I don’t know why. I haven’t heard anyone ask, other than one or two labor economics nerds. The problem has to be cultural, deeply embedded in New Mexico society.
Start the consideration with Nebraska, the state closest in population to New Mexico. Nebraska’s population was 1.83 million in 2010. Ours was 2.06 million. Culturally the two states are vastly different, which is the point of the comparison. Similarities are a larger city, Omaha, and a state capitol 60 miles away, Lincoln. Omaha beat Albuquerque in the Pacific Coast League division playoffs.
During 2010, Nebraska averaged 71 percent of its population in the labor force. New Mexico scored 60 percent. With its smaller population, Nebraska offered employers 55,000 more people working or looking for work than did New Mexico.
As Buffalo Springfield observed years ago, “There’s something happening here. What it is ain’t exactly clear.”
In the jargon, then, New Mexico’s labor force participation rate was 60 percent. By July 2012, our rate was down to 57.9 percent. Nebraska was the nation’s leader at 71.7 percent, just ahead of oil-booming North Dakota at 70.7 percent.
Back to 2010. Two-thirds of our men (66.3 percent) are in the labor force. Only 54.1 percent of women are.
Lest anyone want to pull the race-ethnic victimization card, rates are about the same for all groups. Asians and Hispanics both have a 61.7 percent participation. Whites show 61 percent participation. For African Americans, the rate is 56 percent.
New Mexicans’ lack of interest in work has one distinctive factor: Of our fellow bottom feeders—those with labor force participation under 61 percent in 2010—the other five are in the south, “led” by West Virginia with 54.5 percent labor force participation. Around the Four Corners, we’re behind as usual. In 2010 labor force participation was 63.3 percent in Arizona, 65.8 percent in Texas, 69 percent in Utah and 69.8 percent in Colorado.
Some of this is the recession. Labor force participation dropped around the country. That excuse doesn’t apply here, though the state’s rate declined during the recession. Our labor force participation has been below the nation’s rate since about forever. Our rate was 60 percent in 1980; nationally it was 63.8 percent. The recession added to the problem with older, less educated types—male construction workers—getting dumped.

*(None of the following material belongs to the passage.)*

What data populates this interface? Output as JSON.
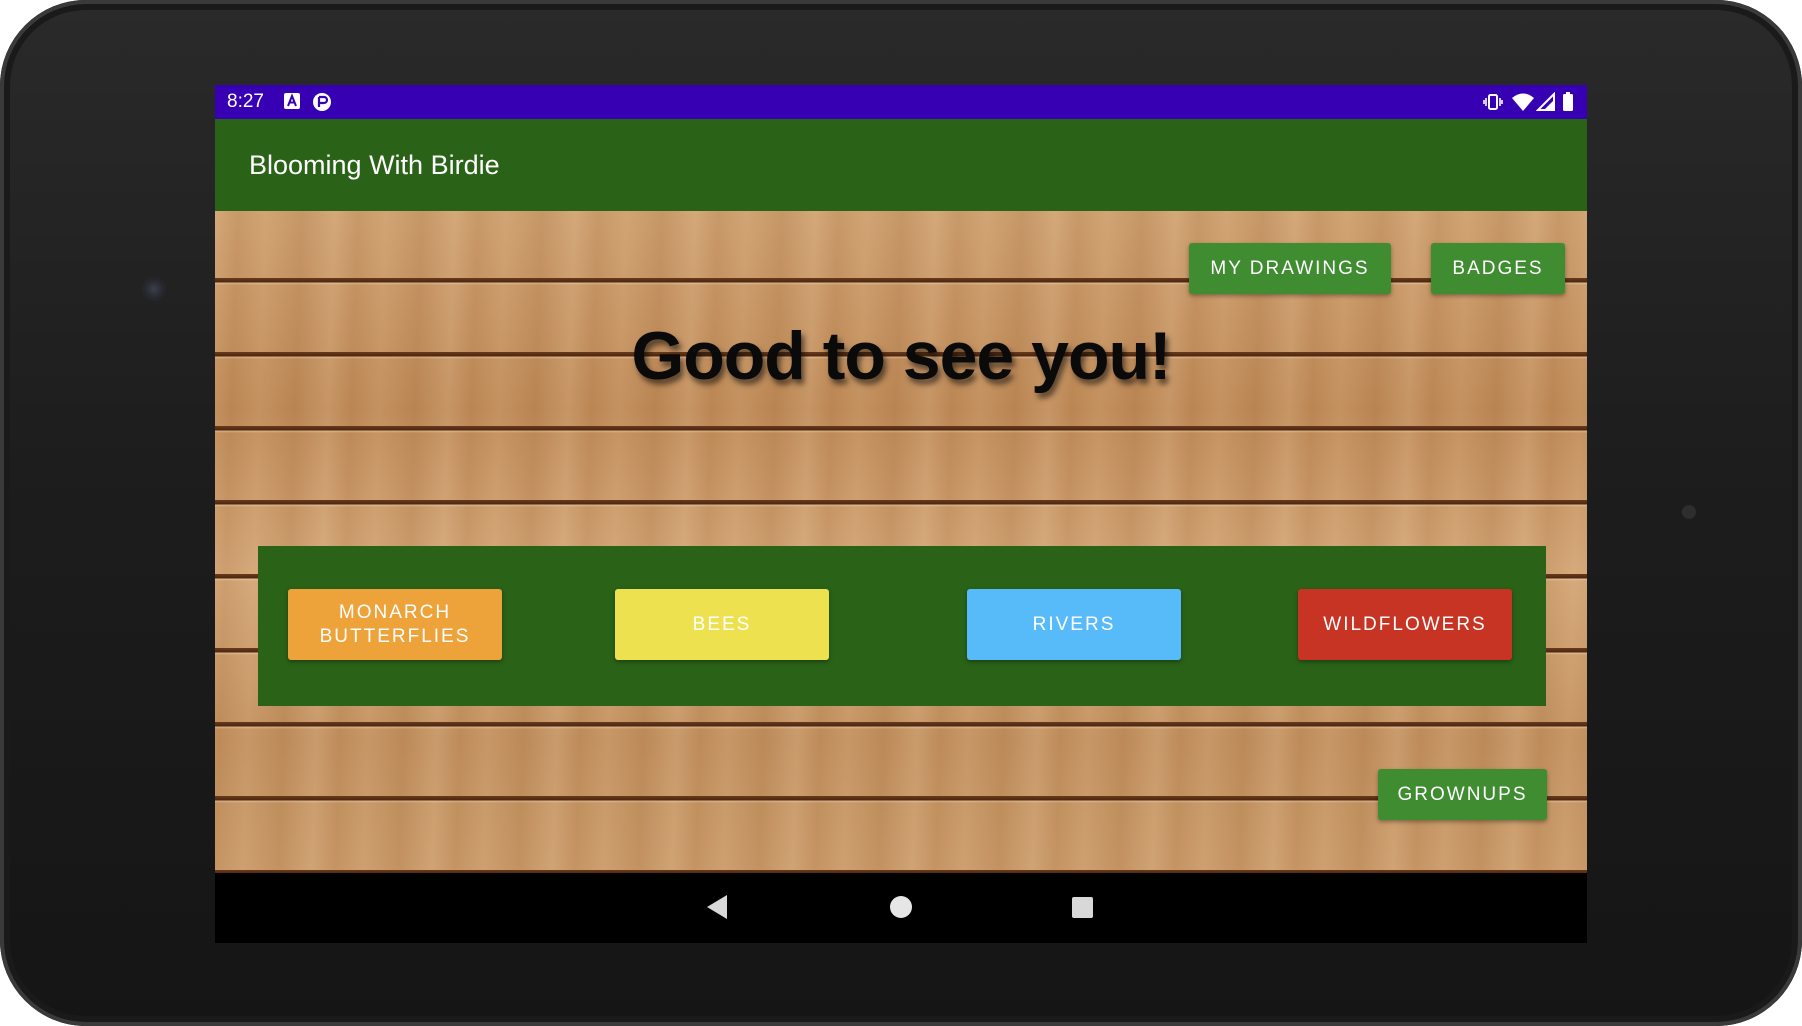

Another factor is that New Mexico has a couple of sets of people who by choice or circumstance don’t participate in the mainstream economy. They are along the border and in the northwest part of the state.

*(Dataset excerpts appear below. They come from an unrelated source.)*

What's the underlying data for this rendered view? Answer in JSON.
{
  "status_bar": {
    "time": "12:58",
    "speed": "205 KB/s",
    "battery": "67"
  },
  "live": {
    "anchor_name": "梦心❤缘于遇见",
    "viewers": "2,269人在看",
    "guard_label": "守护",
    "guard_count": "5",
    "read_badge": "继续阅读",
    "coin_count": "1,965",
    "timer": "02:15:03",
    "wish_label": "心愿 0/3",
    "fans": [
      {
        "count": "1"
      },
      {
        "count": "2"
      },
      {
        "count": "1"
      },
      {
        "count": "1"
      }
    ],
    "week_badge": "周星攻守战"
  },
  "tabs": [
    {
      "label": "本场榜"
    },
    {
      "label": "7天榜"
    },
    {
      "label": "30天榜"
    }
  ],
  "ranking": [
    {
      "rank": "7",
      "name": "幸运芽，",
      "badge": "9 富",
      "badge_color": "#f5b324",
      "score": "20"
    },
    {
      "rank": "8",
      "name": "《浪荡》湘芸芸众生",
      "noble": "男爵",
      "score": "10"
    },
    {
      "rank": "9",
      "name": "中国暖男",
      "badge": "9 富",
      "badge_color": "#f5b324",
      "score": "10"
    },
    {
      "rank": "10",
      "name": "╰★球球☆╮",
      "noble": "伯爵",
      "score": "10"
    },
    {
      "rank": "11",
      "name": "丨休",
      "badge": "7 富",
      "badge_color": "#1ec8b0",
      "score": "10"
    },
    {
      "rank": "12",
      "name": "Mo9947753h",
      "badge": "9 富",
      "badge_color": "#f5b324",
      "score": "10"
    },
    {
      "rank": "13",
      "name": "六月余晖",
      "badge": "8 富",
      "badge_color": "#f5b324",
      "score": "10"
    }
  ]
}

As of 2010, we had 120,470 firms without employees, as “employees” are officially defined. The 1,283 oil and gas firms without employees averaged sales of $79,888 that year, followed by the 12,029 real estate firms averaging $77,256.
A young man once talked his way into the entry-level slot on a press crew. His “talk” was the energy brought to an even lower-level job—hand inserting newspaper supplements. Barely literate, passed from grade to grade in Los Angeles, he had left a prison farm. But he worked and created his job. Because of the quality of this man, both as a human being and as an employee, the company saved his job while he completed the jail time.
Addressing the issue will take time. Obvious step one is defining the problem.
Who works? Who doesn’t? Why? What are the demographics?
Probably, the first step would be in the early elementary grades—teaching that work is good. For now, we don’t know the problem. We need to find out.